‘Over It’, Summer Walker’s first album, is one of the best R&B albums of the 2010s, if not of all time. Soulful, intimate, and beautifully produced, ‘Over It’ left a massive mark on me, and I still stream it regularly. Commercially, ‘Over It’ was a massive success, accumulating 154 million U.S. streams upon debut, the largest figure ever for a female R&B artist’s album. Summer Walker definitely had a big legacy to live up to with her second album ‘Still Over It’, and Daria explores whether ‘Still Over It’ lived up to its expectations.
Summer Walker announced her sophomore album, ‘Still Over It’ on October 4th. In the build-up to the release, the album had some very clever PR, including Summer placing the album in a glass display across numerous cities in the US and encouraging fans to smash the glass to get a listen. On October 22nd, a fan smashed the glass and guaranteed themselves a first listen.
Upon initially hearing Ex For A Reason, the lead single for Summer’s sophomore album, I was disappointed. The song did not feel like a Summer Walker song at all. It neither had the depth of tracks such as CPR or Anna Mae or the masterful production of songs such as Come Thru or Like It. The excessive autotune (which was too extreme compared to the autotune in Over It, which was reasonable and enhanced Summer’s natural voice) felt almost satirical of her style. I was thrown aback by how up-tempo the song was, which was not what I expected from Summer.
The summer-y vibe of the song was not what I was expecting to indulge in during the cold autumnal nights. However, upon more listening, the Ex For A Reason grew on me. Summer Walker has never released such a high tempo song, and I grew to enjoy the new, high tempo, experimental vibe of Ex For A Reason.
Toxic, according to Summer’s Instagram stories, was the song she intended to be the lead single. And I believe that it would have been a better lead single, as it perfectly summarises what the album is about; her toxic relationship with London on Da Track, who she described as a ‘’ghetto baby daddy from hell’’.
The real highlight of the album for me was the features, which were perfectly selected. The album’s lead track, Bitter, ends with narration by Cardi B, who encourages Summer to ‘’say why you, you know, decided to be with your [man]/ Even though you have problems, put that drama in your music,’’ while reminding her to proceed with grace – ‘’If you are pregnant and everything, say it in a beautiful way in your music.’’ The introductory track sets the tone and theme of the album, as Summer alludes to being harassed over her relationship with London.

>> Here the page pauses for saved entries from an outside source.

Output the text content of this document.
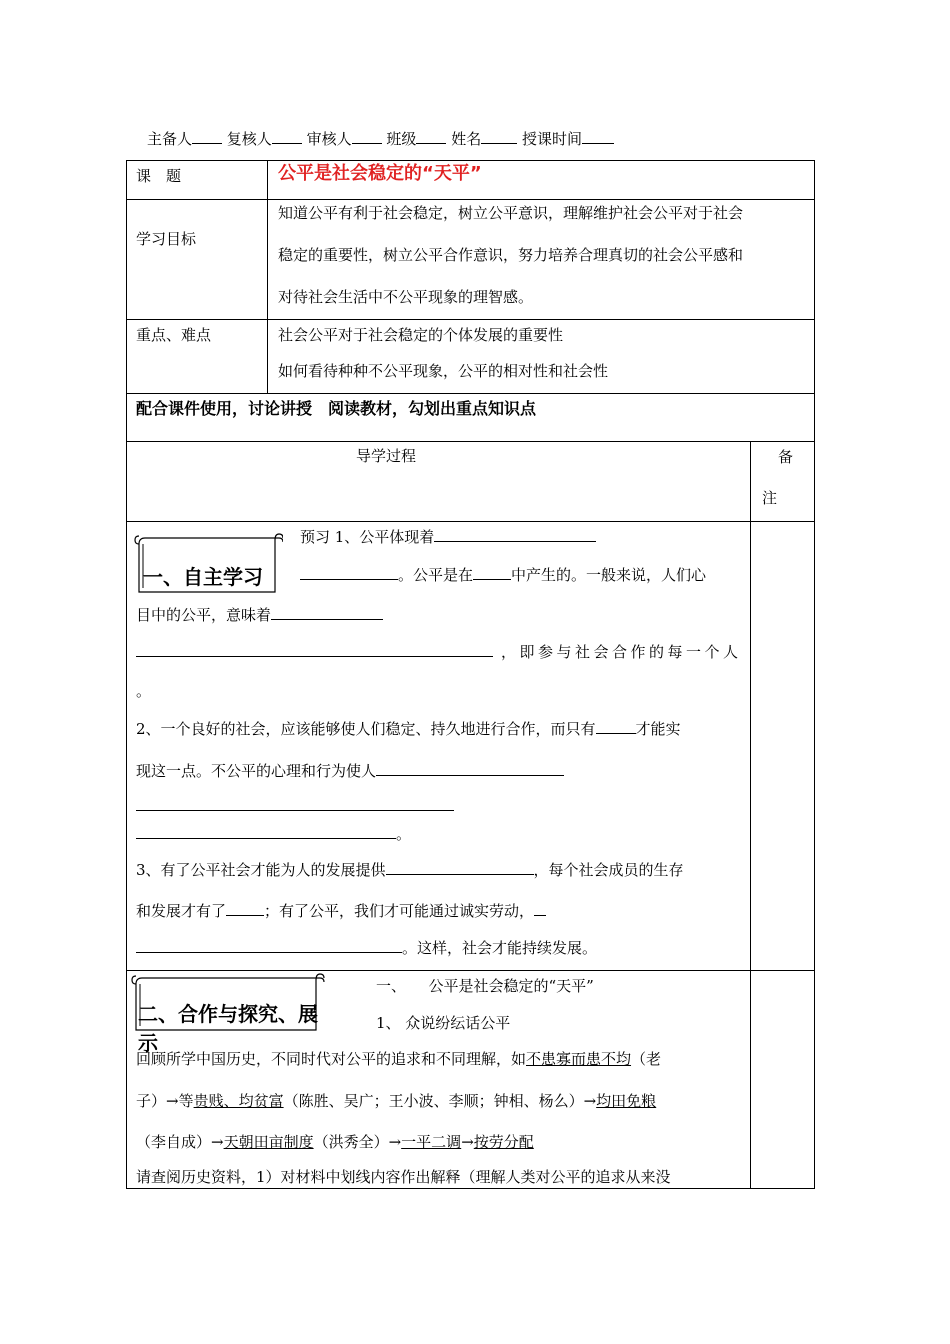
主备人 复核人 审核人 班级 姓名	授课时间
课　题	公平是社会稳定的“天平”
学习目标
知道公平有利于社会稳定，树立公平意识，理解维护社会公平对于社会
稳定的重要性，树立公平合作意识，努力培养合理真切的社会公平感和
对待社会生活中不公平现象的理智感。
重点、难点	社会公平对于社会稳定的个体发展的重要性
如何看待种种不公平现象，公平的相对性和社会性
配合课件使用，讨论讲授　阅读教材，勾划出重点知识点
导学过程	备
注
一、自主学习
预习 1、公平体现着
。公平是在	中产生的。一般来说，人们心
目中的公平，意味着
，即参与社会合作的每一个人
。
2、一个良好的社会，应该能够使人们稳定、持久地进行合作，而只有	才能实
现这一点。不公平的心理和行为使人
。
3、有了公平社会才能为人的发展提供	，每个社会成员的生存
和发展才有了	；有了公平，我们才可能通过诚实劳动，
。这样，社会才能持续发展。
二、合作与探究、展示
一、　　公平是社会稳定的“天平”
1、 众说纷纭话公平
回顾所学中国历史，不同时代对公平的追求和不同理解，如不患寡而患不均（老
子）→等贵贱、均贫富（陈胜、吴广；王小波、李顺；钟相、杨么）→均田免粮
（李自成）→天朝田亩制度（洪秀全）→一平二调→按劳分配
请查阅历史资料，1）对材料中划线内容作出解释（理解人类对公平的追求从来没
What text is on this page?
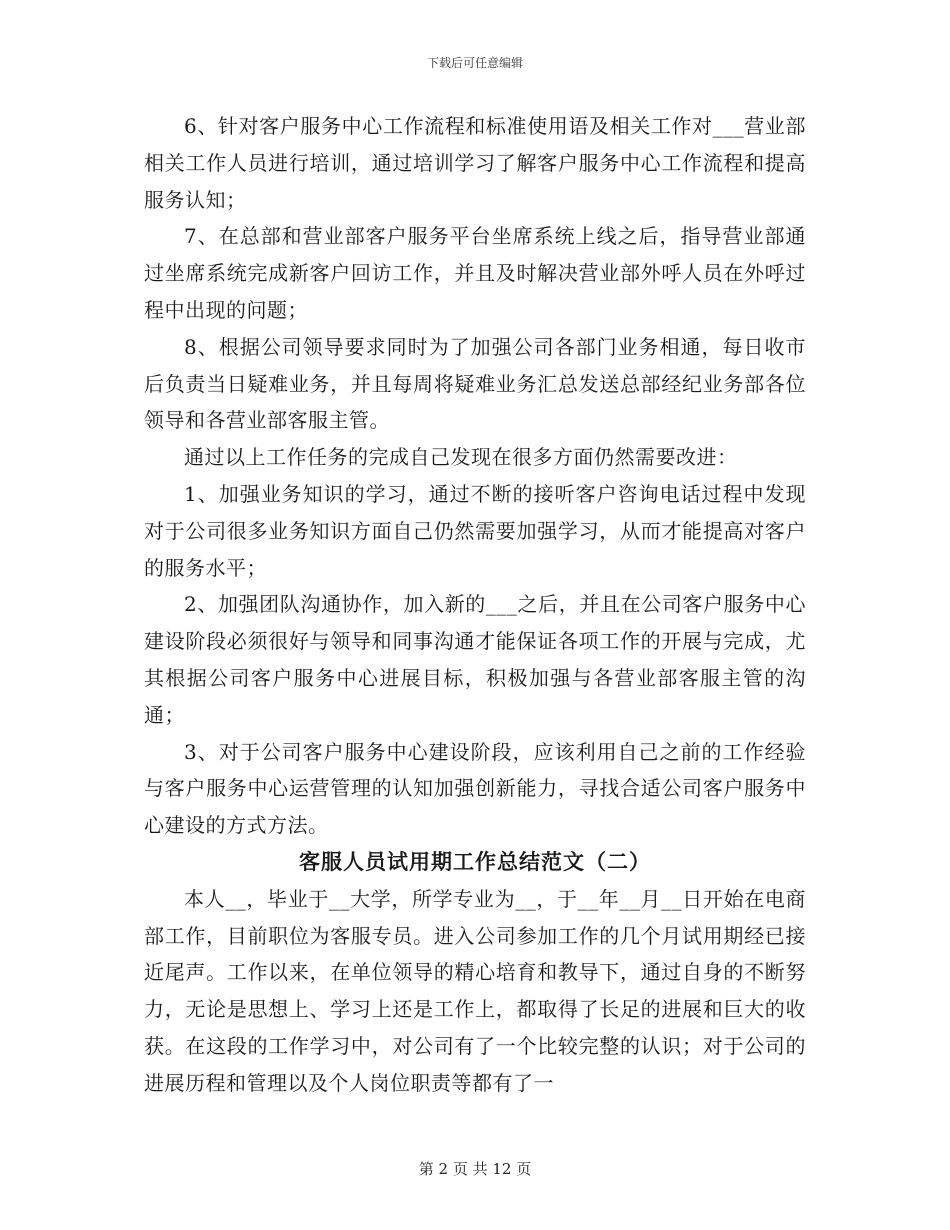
下载后可任意编辑

6、针对客户服务中心工作流程和标准使用语及相关工作对___营业部相关工作人员进行培训，通过培训学习了解客户服务中心工作流程和提高服务认知；

7、在总部和营业部客户服务平台坐席系统上线之后，指导营业部通过坐席系统完成新客户回访工作，并且及时解决营业部外呼人员在外呼过程中出现的问题；

8、根据公司领导要求同时为了加强公司各部门业务相通，每日收市后负责当日疑难业务，并且每周将疑难业务汇总发送总部经纪业务部各位领导和各营业部客服主管。

通过以上工作任务的完成自己发现在很多方面仍然需要改进：

1、加强业务知识的学习，通过不断的接听客户咨询电话过程中发现对于公司很多业务知识方面自己仍然需要加强学习，从而才能提高对客户的服务水平；

2、加强团队沟通协作，加入新的___之后，并且在公司客户服务中心建设阶段必须很好与领导和同事沟通才能保证各项工作的开展与完成，尤其根据公司客户服务中心进展目标，积极加强与各营业部客服主管的沟通；

3、对于公司客户服务中心建设阶段，应该利用自己之前的工作经验与客户服务中心运营管理的认知加强创新能力，寻找合适公司客户服务中心建设的方式方法。

客服人员试用期工作总结范文（二）

本人__，毕业于__大学，所学专业为__，于__年__月__日开始在电商部工作，目前职位为客服专员。进入公司参加工作的几个月试用期经已接近尾声。工作以来，在单位领导的精心培育和教导下，通过自身的不断努力，无论是思想上、学习上还是工作上，都取得了长足的进展和巨大的收获。在这段的工作学习中，对公司有了一个比较完整的认识；对于公司的进展历程和管理以及个人岗位职责等都有了一

第 2 页 共 12 页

Her smooth, silky vocals and expert production make the album a perfect antidote for a listener who needs to get into their feelings
In No Love, SZA’s voice beautifully compliments Summer’s, as they both bond over their unsuccessful romantic pursuits. Unloyal is a perfect mix of Ari Lennox’s and Summer’s styles with gorgeous instrumentals that truly highlight their voices; it is no surprise that this is one of Summer’s favourite songs on the album. Dat Right There with Pharrell Williams is fun, upbeat, and high tempo, demonstrating Summer Walker’s versatility, which was not fully exhibited in her first album. Screwin is the longest song on the album, at five and a half minutes, and is reflective, slow, and sensual.
But Summer doesn’t disappoint on her own. Broken Promises, Insane, and Circus showcase her beautiful vocals, clever lyricism, and personality, which made her the star she is now. Her smooth, silky vocals and expert production make the album a perfect antidote for a listener who needs to get into their feelings.
The album ends with Ciara narrating Ciara’s Player, as the album ends on a hopeful note. ‘’Jesus, I need you. I don’t fully understand everything right now, but I know you have great plans for me. I’m hurting, but there’s purpose in my pain.’’
Overall, ‘Still Over It’ is an improvement upon ‘Over It’, while retaining the elements that made ‘Over It’ so magical and heartfelt. Most notably, the majority of songs on ‘Still Over It’ are over 3 minutes long, allowing emotional songs such as Broken Promises to feel fully fleshed out. The collaborations, once again, are perfect for their retrospective tracks. Summer Walker proves with this powerful album, once again, that she is an R&B powerhouse.